CHILDREN’S LONGING FOR GENDER: I basically agree with this email from a friend. I’d add that, as she says, parents can and should meet kids’ longing for gender in some ways… while resisting kids’ tendency toward really rigid and sometimes destructive ideas about gender (for example, the tendency to mark out some activities which are generally fruitful for both sexes, like crying or art, as the territory of only one sex). As I indicated here, a unisex world would lack some necessary beauty–but so would a rigidly-gendered, stereotype-affirming world. Parents can teach flexibility while modeling adult life as man and woman. At least, I think they can…!

Hi Eve, this is a bit late but I have been thinking about your post about whether we can have gender roles without reducing them to functions. It’s been a quandary to me for a long time, so I don’t have the answer, but your opener about young kids’ clothes reminded me of taking developmental psych as an undergrad. A common refrain I heard, in my feminist-leaning college, was, “I thought gender roles were something society imposed on kids, until I actually had kids.” One person who had a revelation along those lines was the psychologist Vivian Paley, not so much from having kids as teaching kindergarten, which inspired her to write an entire book about how her kindergarteners tried to define themselves as male and female. Since they were years away from the business end of gender, they tended to latch on to secondary and sometimes arbitrary things. I don’t remember many details after 20 years, but sometimes the kids would make up rules like “Boys skip, girls hop.” So when you’re looking at little kids’ clothes — at least if they aren’t too little to talk — keep in mind that a lot of these choices may have been insisted upon by the kids themselves. (It helps, of course, that there’s a whole industry of children’s products happy to pander to this.)

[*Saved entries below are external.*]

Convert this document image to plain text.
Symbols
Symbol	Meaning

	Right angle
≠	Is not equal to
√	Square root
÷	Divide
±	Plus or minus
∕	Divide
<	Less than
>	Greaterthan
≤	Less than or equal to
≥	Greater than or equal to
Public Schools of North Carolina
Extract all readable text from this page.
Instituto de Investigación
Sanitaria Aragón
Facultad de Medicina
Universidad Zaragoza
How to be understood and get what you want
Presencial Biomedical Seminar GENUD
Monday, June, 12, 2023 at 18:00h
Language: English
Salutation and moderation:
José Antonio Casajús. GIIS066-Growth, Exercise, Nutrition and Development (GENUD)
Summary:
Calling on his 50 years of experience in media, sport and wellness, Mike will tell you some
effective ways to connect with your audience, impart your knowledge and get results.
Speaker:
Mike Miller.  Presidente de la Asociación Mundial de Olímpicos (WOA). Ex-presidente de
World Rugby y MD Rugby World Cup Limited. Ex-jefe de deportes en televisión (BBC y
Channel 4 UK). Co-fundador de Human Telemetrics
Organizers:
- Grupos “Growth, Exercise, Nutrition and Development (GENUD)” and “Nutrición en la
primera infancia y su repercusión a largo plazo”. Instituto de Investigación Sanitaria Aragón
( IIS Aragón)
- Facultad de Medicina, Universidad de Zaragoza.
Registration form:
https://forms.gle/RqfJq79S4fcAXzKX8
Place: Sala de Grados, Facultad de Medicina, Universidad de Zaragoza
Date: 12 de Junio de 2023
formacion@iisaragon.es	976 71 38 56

Many people outgrow that sort of thing, but still, ‘the child is the father of the man,’ especially when you’re talking about a physical discipline like figure skating that people have to start in childhood to get really good at. But that’s also all the more reason for kids to have strong adult figures of both sexes in their lives — like, say, parents — because otherwise the random rules their peers make up can end up defining gender for them. At five, a child isn’t going to understand abstract concepts like ‘icon’ and ‘genre’, but they can look at an adult and say, ‘I want to be like that,’ and grow into understanding by imitation. If I do end up going to grad school in psych, it will be very interesting to find out what’s happened in the last 20 years on this front. Once you’ve realized ‘OMG gender differences are probably innate!’ the next issue is, ‘Now what do we do about it?’